Épîtres pauliniennes
Authenticité
Treize Épîtres de Paul sont explicitement attribuées à Paul de Tarse, mais seules sept d'entre elles sont jugées authentiques par le consensus des historiens, c'est-à-dire, précise François Vouga, comme « ayant été dictées et envoyées personnellement par l'apôtre »[5]. Il s'agit de Rm, 1 Co, 2 Co, Ga, Ph, 1 Th et Phm, qui portent chez les spécialistes le nom de « proto-pauliniennes »[5]. Le terme « authentique » risque toutefois de prêter à confusion dans la mesure où il disqualifie a contrario les six lettres dites « inauthentiques », qui sont néanmoins l'œuvre de disciples de Paul, se réclament de lui et « se situent aussi bien dans son sillage que sous son autorité »[5].
Les pseudépigraphes
Six lettres sont considérées comme pseudépigraphes[5].
- Les trois « épîtres deutéro-pauliniennes », rédigées par des proches de Paul appartenant à la première génération de ses disciples :
- Épître aux Colossiens (Col). Date et lieu probables : vers 80, Rome[6],[7].
- Épître aux Éphésiens (Ép). Date probable : années 90[8].
- Deuxième épître aux Thessaloniciens (2 Th).
- Les trois « épîtres pastorales » ou « trito-pauliniennes », écrites par des disciples plus tardifs[9] :
- Première épître à Timothée (1 Tm). Date probable : fin du Ier siècle[10].
- Deuxième épître à Timothée (2 Tm). Date probable : fin du Ier siècle[11].

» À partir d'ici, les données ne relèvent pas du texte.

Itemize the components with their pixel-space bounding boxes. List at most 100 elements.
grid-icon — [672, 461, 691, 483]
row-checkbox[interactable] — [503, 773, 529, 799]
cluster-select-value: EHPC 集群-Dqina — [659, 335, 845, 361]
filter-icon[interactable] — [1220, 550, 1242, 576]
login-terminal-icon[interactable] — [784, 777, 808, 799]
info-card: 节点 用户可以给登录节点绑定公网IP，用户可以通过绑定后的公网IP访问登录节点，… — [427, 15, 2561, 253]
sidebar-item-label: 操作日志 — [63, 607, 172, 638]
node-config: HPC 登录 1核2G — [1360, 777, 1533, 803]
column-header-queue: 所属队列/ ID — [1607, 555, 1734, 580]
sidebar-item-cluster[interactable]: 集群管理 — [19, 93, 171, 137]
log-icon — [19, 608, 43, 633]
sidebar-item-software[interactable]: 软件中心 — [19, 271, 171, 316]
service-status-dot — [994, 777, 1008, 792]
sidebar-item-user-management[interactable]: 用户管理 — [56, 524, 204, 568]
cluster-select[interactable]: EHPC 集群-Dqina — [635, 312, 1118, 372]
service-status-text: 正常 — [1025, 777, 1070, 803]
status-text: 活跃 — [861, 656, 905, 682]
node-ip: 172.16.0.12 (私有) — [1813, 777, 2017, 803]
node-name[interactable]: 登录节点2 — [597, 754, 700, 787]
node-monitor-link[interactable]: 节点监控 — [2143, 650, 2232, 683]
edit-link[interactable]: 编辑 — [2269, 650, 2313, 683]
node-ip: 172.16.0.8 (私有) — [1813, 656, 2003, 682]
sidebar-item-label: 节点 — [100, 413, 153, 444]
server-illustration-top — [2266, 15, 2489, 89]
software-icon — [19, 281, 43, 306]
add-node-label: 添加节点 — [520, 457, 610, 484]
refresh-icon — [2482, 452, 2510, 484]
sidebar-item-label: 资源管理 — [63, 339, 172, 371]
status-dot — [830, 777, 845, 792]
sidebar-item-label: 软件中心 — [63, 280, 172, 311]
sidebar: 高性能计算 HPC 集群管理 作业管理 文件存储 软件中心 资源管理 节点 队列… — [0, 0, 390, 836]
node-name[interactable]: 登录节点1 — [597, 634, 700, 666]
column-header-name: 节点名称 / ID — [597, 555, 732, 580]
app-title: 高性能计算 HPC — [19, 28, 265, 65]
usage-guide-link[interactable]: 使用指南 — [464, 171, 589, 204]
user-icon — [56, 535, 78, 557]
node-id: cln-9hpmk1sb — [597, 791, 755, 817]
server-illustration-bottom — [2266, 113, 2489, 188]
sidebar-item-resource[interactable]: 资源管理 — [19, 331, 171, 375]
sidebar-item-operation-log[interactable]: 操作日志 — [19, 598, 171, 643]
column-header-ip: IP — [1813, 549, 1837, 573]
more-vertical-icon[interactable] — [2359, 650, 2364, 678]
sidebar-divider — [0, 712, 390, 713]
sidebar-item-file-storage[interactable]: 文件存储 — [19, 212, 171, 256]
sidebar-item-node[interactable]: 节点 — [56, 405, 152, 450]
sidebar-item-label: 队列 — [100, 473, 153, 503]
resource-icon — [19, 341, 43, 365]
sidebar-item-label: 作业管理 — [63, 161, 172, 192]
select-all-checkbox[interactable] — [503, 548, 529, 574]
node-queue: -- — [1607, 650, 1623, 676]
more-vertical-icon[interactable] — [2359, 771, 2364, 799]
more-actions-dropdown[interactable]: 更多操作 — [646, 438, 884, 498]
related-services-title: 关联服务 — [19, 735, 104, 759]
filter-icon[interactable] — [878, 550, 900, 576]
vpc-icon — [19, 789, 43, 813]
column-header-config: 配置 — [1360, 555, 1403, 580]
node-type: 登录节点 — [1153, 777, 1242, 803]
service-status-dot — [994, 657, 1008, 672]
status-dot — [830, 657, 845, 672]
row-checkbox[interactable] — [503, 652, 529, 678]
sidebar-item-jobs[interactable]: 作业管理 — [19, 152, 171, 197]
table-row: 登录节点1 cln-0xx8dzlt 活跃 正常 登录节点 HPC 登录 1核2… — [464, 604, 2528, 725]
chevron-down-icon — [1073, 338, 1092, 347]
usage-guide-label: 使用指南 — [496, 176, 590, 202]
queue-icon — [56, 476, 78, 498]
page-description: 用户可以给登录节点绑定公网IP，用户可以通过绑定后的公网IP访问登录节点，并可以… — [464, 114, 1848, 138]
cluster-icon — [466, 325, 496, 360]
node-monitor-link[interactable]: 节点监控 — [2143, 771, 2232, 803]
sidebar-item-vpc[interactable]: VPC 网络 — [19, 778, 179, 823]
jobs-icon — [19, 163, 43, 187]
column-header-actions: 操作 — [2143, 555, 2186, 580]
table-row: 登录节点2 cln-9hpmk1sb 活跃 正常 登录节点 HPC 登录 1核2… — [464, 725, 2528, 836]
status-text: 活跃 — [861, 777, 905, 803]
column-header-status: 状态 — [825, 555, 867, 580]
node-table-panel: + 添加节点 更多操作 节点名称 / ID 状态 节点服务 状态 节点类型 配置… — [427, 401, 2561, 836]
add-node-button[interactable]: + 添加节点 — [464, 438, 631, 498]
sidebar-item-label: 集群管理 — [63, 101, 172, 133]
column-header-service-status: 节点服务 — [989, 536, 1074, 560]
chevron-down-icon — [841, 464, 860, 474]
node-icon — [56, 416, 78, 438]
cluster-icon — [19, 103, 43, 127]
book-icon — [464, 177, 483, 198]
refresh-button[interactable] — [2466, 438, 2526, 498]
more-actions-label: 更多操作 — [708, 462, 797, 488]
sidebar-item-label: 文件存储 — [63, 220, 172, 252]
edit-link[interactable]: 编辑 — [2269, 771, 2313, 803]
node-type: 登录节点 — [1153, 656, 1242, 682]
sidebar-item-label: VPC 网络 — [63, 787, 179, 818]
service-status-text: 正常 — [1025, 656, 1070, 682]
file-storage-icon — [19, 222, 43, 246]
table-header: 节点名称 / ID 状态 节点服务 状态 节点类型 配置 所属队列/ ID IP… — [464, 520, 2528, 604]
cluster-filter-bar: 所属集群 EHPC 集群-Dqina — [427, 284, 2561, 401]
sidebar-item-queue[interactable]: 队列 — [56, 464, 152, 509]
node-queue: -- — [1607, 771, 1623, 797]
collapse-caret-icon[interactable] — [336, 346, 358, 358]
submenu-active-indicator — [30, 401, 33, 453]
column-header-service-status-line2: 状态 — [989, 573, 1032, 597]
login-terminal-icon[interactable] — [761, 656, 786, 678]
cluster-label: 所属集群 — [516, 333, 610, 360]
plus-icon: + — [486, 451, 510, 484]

- Épître à Tite (Tt). Date probable : fin du Ier siècle[12].
Épîtres catholiques
Précédant immédiatement les Épîtres catholiques proprement dites, l'Épître aux Hébreux n'entre pas dans la définition de la pseudépigraphie puisqu'elle ne comporte pas de nom d'auteur. Elle semble dater de 86-96 et provenir des milieux hellénistes de Palestine[13].
Sont en revanche considérées comme pseudépigraphes :
- Épître de Jacques (Jc). Date et lieu probables : 80-90, peut-être Palestine[13].
- Première épître de Pierre (1 P). Épigraphe possible et date incertaine[13].
- Deuxième épître de Pierre (2 P). Date probable : v. 125. Possible réédition de Jude[13].
- Première épître de Jean (1 Jn). Date probable : v. 90. Postérieure à 2 Jn et à 3 Jn[13].
- Deuxième épître de Jean (2 Jn) Date incertaine, Asie[13].
- Troisième épître de Jean (3 Jn) Date incertaine, Asie[13].
- Épître de Jude (Jude). Date et lieu probables : v. 90, peut-être Palestine[13].